THE community turned out in force to watch an historic bridge in a North Yorkshire village swing in to life as it celebrated its 150th birthday.

On Sunday (July 31) villagers in Cawood, downstream from York, celebrated 150 years since the opening of Cawood Bridge across the River Ouse.

Villagers and visitors gathered to hear a speech from W.H. Nicholson, chairman of the Cawood Bridge Company as portrayed by local actor, Chris Cade. There were exhibitions, water ski demonstrations and live music from local band, The Sick Notes.

Margaret Brearley, chair of the Cawood Castle Garth Group, whose members have been researching the history of Cawood Bridge, said: “We are privileged to have the use of the bridge which makes such a difference to our lives here.

“Without the bridge, the only way across the river is through Selby adding an extra 11 miles to the journey from York.

“We are lost without access to the bridge, which can happen when the river floods.”

York Press: Cawood Bridge swings open during the event. Picture: Mike CowlingCawood Bridge swings open during the event. Picture: Mike Cowling

On the day ten-year-old Toby Settle won the chance to open the bridge during the celebrations. 

People gathered in The Ferry Inn garden between 11am and 11.30am and there was a free exhibition in the village hall, and self-guided tour of the village, with the highlight being a grand opening of the bridge at 12 noon.

Members of Cawood Water Ski Club also provided a demonstration of their skills on the River Ouse.

Margaret said that, before Cawood Bridge was built, the Archbishop of York controlled the river traffic and owned the right to operate a ferry.

“The crossing was hazardous especially in winter with short days and strong tides. This resulted in tragic incidents of drowning and a call from local residents for a bridge to be built,” said Margaret.

“In 1869 a meeting was held at the Commercial Inn at Cawood (now the Ferry Inn) to discuss building a bridge. This resulted in the Cawood Bridge Company being formed, led by William Nicholson, a gentleman from The Grange in Cawood. A window commemorating the Nicholson family is in Cawood church.”

The Cawood Bridge Act was passed by Parliament in 1870. This gave the Cawood Bridge Company the right to operate the bridge. The Bridge was funded by a combination of donations, shares and loans to meet its cost of £10,500. Tolls were charged until the local authority took over the Bridge in 1880.

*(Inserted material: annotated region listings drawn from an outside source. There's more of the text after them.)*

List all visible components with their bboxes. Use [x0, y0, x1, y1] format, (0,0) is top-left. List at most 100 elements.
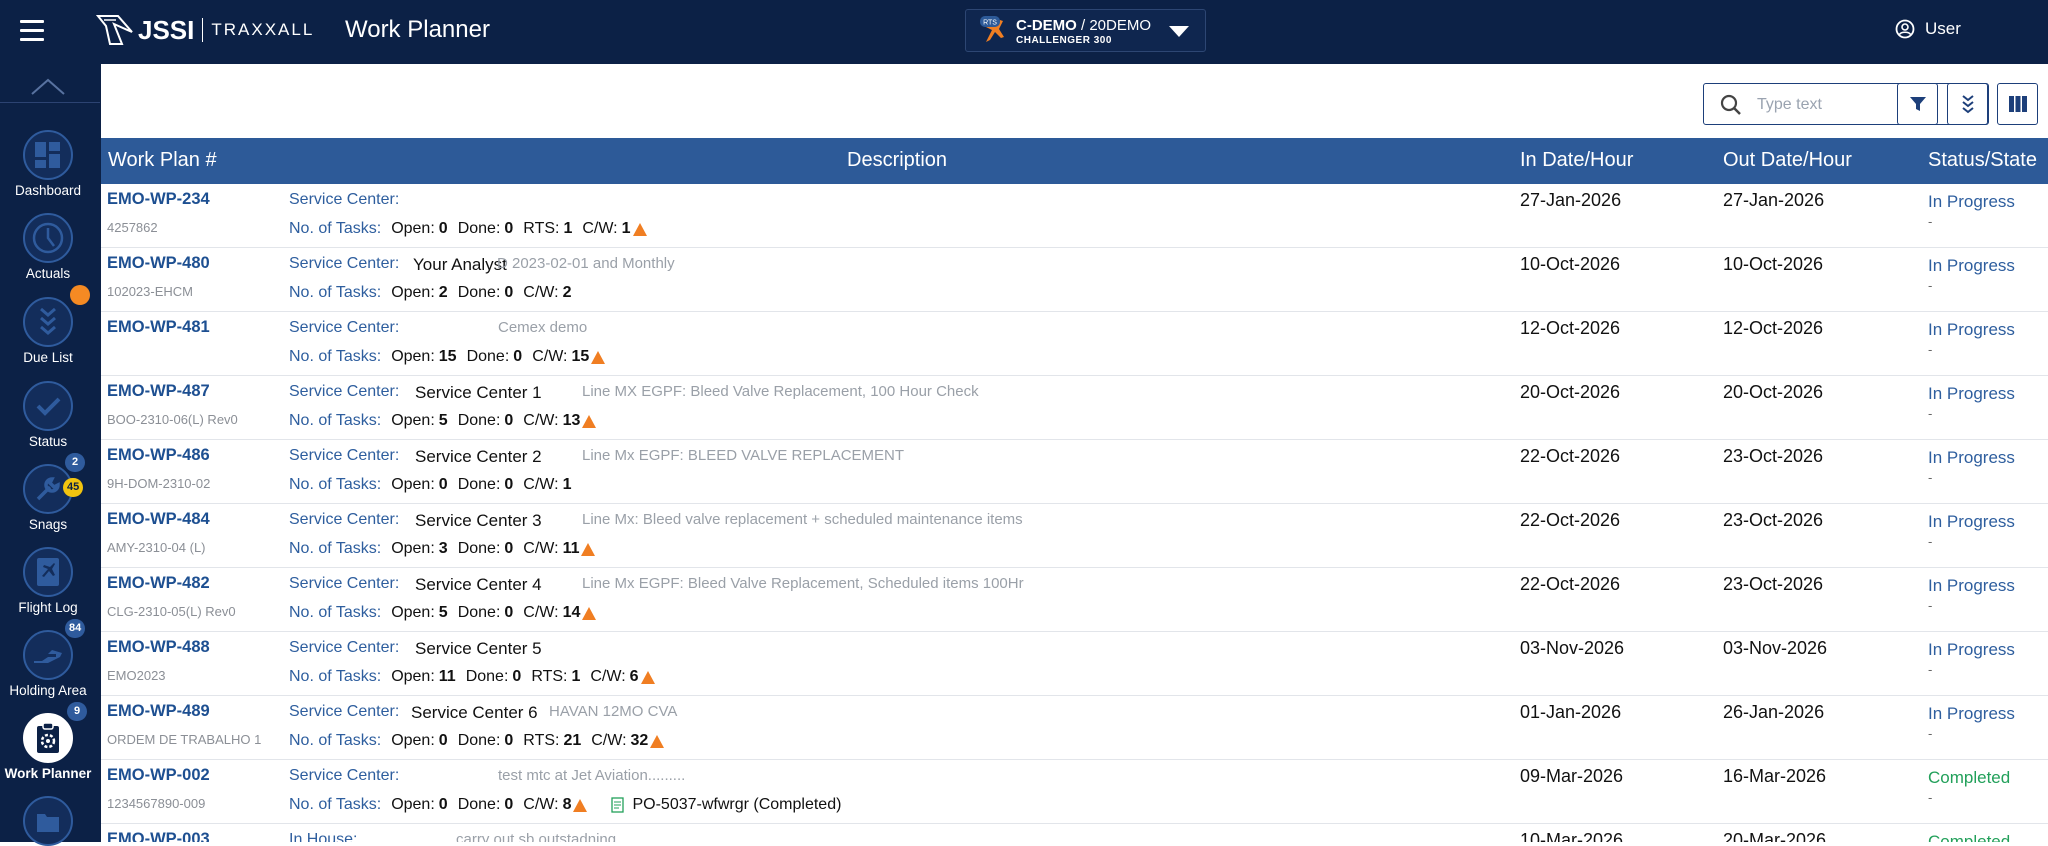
- status-text[interactable]: In Progress: [1928, 320, 2015, 340]
- work-plan-number[interactable]: EMO-WP-486: [107, 446, 210, 465]
- table-row[interactable]: EMO-WP-489 ORDEM DE TRABALHO 1 Service Cen…: [101, 696, 2048, 760]
- warning-icon: [582, 606, 597, 620]
- service-center-value: Service Center 5: [415, 639, 542, 658]
- user-label: User: [1925, 19, 1961, 38]
- aircraft-code: C-DEMO: [1016, 17, 1077, 34]
- status-text[interactable]: In Progress: [1928, 192, 2015, 212]
- user-menu[interactable]: User: [1895, 19, 1961, 39]
- sidebar-item-work-planner[interactable]: Work Planner: [0, 713, 96, 781]
- state-text: -: [1928, 214, 1933, 229]
- table-row[interactable]: EMO-WP-484 AMY-2310-04 (L) Service Center:…: [101, 504, 2048, 568]
- aircraft-selector[interactable]: RTS C-DEMO / 20DEMO CHALLENGER 300: [965, 9, 1206, 52]
- aircraft-registration: C-DEMO / 20DEMO: [1016, 17, 1151, 34]
- chevron-up-icon[interactable]: [28, 76, 68, 98]
- in-date: 10-Oct-2026: [1520, 254, 1621, 274]
- work-plan-number[interactable]: EMO-WP-484: [107, 510, 210, 529]
- service-center-label: Service Center:: [289, 191, 400, 208]
- sidebar-item-holding-area[interactable]: Holding Area: [0, 630, 96, 698]
- sidebar-item-documents[interactable]: [0, 796, 96, 846]
- table-row[interactable]: EMO-WP-003 In House: carry out sb outstadn…: [101, 824, 2048, 842]
- toolbar: [101, 64, 2048, 138]
- open-count: 0: [438, 796, 448, 813]
- task-counts: No. of Tasks: Open: 11 Done: 0 RTS: 1 C/W: 6: [289, 668, 665, 686]
- status-text[interactable]: Completed: [1928, 768, 2010, 788]
- cw-label: C/W:: [523, 540, 559, 557]
- sidebar-item-status[interactable]: Status: [0, 381, 96, 449]
- in-date: 27-Jan-2026: [1520, 190, 1622, 210]
- sidebar-divider: [0, 102, 100, 103]
- status-text[interactable]: In Progress: [1928, 384, 2015, 404]
- cw-count: 2: [562, 284, 572, 301]
- filter-button[interactable]: [1897, 83, 1938, 125]
- column-header-status[interactable]: Status/State: [1928, 149, 2037, 172]
- column-header-in-date[interactable]: In Date/Hour: [1520, 149, 1633, 172]
- task-counts: No. of Tasks: Open: 3 Done: 0 C/W: 11: [289, 540, 605, 558]
- logo-secondary: TRAXXALL: [211, 20, 315, 39]
- done-count: 0: [513, 348, 523, 365]
- work-plan-number[interactable]: EMO-WP-480: [107, 254, 210, 273]
- table-row[interactable]: EMO-WP-002 1234567890-009 Service Center: t…: [101, 760, 2048, 824]
- column-header-out-date[interactable]: Out Date/Hour: [1723, 149, 1852, 172]
- sidebar-item-actuals[interactable]: Actuals: [0, 213, 96, 281]
- service-center-label: Service Center:: [289, 447, 400, 464]
- work-plan-number[interactable]: EMO-WP-234: [107, 190, 210, 209]
- table-row[interactable]: EMO-WP-234 4257862 Service Center: No. of T…: [101, 184, 2048, 248]
- task-counts: No. of Tasks: Open: 0 Done: 0 RTS: 21 C/W: 32: [289, 732, 674, 750]
- work-plan-number[interactable]: EMO-WP-489: [107, 702, 210, 721]
- cw-count: 6: [629, 668, 639, 685]
- task-counts: No. of Tasks: Open: 5 Done: 0 C/W: 14: [289, 604, 606, 622]
- status-text[interactable]: In Progress: [1928, 512, 2015, 532]
- tasks-label: No. of Tasks:: [289, 284, 382, 301]
- service-center-label: Service Center:: [289, 639, 400, 656]
- description-text: Line Mx EGPF: Bleed Valve Replacement, S…: [582, 575, 1024, 592]
- status-text[interactable]: In Progress: [1928, 704, 2015, 724]
- columns-icon: [2008, 96, 2027, 112]
- table-row[interactable]: EMO-WP-481 Service Center: Cemex demo No. o…: [101, 312, 2048, 376]
- column-header-work-plan[interactable]: Work Plan #: [108, 149, 217, 172]
- work-plan-reference: AMY-2310-04 (L): [107, 540, 206, 555]
- expand-all-button[interactable]: [1947, 83, 1988, 125]
- task-counts: No. of Tasks: Open: 15 Done: 0 C/W: 15: [289, 348, 615, 366]
- service-center-value: Service Center 2: [415, 447, 542, 466]
- table-row[interactable]: EMO-WP-486 9H-DOM-2310-02 Service Center: S…: [101, 440, 2048, 504]
- open-count: 2: [438, 284, 448, 301]
- description-text: Line MX EGPF: Bleed Valve Replacement, 1…: [582, 383, 979, 400]
- description-text: Line Mx EGPF: BLEED VALVE REPLACEMENT: [582, 447, 905, 464]
- work-plan-number[interactable]: EMO-WP-002: [107, 766, 210, 785]
- work-plan-number[interactable]: EMO-WP-482: [107, 574, 210, 593]
- sidebar-item-due-list[interactable]: Due List: [0, 297, 96, 365]
- status-text[interactable]: In Progress: [1928, 640, 2015, 660]
- rts-airplane-icon: RTS: [980, 16, 1004, 42]
- service-center-label: Service Center:: [289, 575, 400, 592]
- work-plan-number[interactable]: EMO-WP-003: [107, 830, 210, 842]
- status-text[interactable]: In Progress: [1928, 576, 2015, 596]
- sidebar-item-flight-log[interactable]: Flight Log: [0, 547, 96, 615]
- column-header-description[interactable]: Description: [847, 149, 947, 172]
- menu-icon[interactable]: [20, 20, 44, 42]
- status-text[interactable]: In Progress: [1928, 256, 2015, 276]
- sidebar-item-dashboard[interactable]: Dashboard: [0, 130, 96, 198]
- tasks-label: No. of Tasks:: [289, 220, 382, 237]
- dashboard-icon: [35, 142, 60, 168]
- table-row[interactable]: EMO-WP-488 EMO2023 Service Center: Service …: [101, 632, 2048, 696]
- work-plan-number[interactable]: EMO-WP-487: [107, 382, 210, 401]
- work-plan-reference: 9H-DOM-2310-02: [107, 476, 211, 491]
- table-row[interactable]: EMO-WP-480 102023-EHCM Service Center: Your…: [101, 248, 2048, 312]
- purchase-order[interactable]: PO-5037-wfwrgr (Completed): [611, 796, 841, 814]
- columns-button[interactable]: [1997, 83, 2038, 125]
- service-center-value: Service Center 1: [415, 383, 542, 402]
- table-row[interactable]: EMO-WP-487 BOO-2310-06(L) Rev0 Service Cen…: [101, 376, 2048, 440]
- status-text[interactable]: Completed: [1928, 832, 2010, 842]
- service-center-value: Service Center 6: [411, 703, 538, 722]
- open-label: Open:: [391, 796, 435, 813]
- status-text[interactable]: In Progress: [1928, 448, 2015, 468]
- cw-label: C/W:: [590, 668, 626, 685]
- sidebar-item-snags[interactable]: Snags: [0, 464, 96, 532]
- holding-area-count-badge: 84: [65, 619, 86, 638]
- snags-alert-badge: 45: [63, 478, 84, 497]
- table-row[interactable]: EMO-WP-482 CLG-2310-05(L) Rev0 Service Cen…: [101, 568, 2048, 632]
- open-count: 11: [438, 668, 456, 685]
- open-label: Open:: [391, 732, 435, 749]
- work-plan-number[interactable]: EMO-WP-481: [107, 318, 210, 337]
- work-plan-number[interactable]: EMO-WP-488: [107, 638, 210, 657]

The chief engineer for the bridge was Robert Hodgson (1817- 1877). He was born in Edinburgh and trained with the North Eastern Railway Company.

A quote from the Yorkshire Gazette August 3, 1872, states: “The bridge is an elegant iron structure - and is built on the swivel principle, with two open spans of considerable width, so that vessels can pass through the bridge without lowering their sails or casting off their towing ropes.”

The opening of Cawood Bridge took place on July 31 1872 when members of the Cawood Bridge Company and some contractors, paraded from the Commercial Inn.

Several carriages followed, and on arriving at the centre of the bridge the directors declared the Cawood Bridge formally open. There is a plaque in the centre of the bridge that marks this occasion.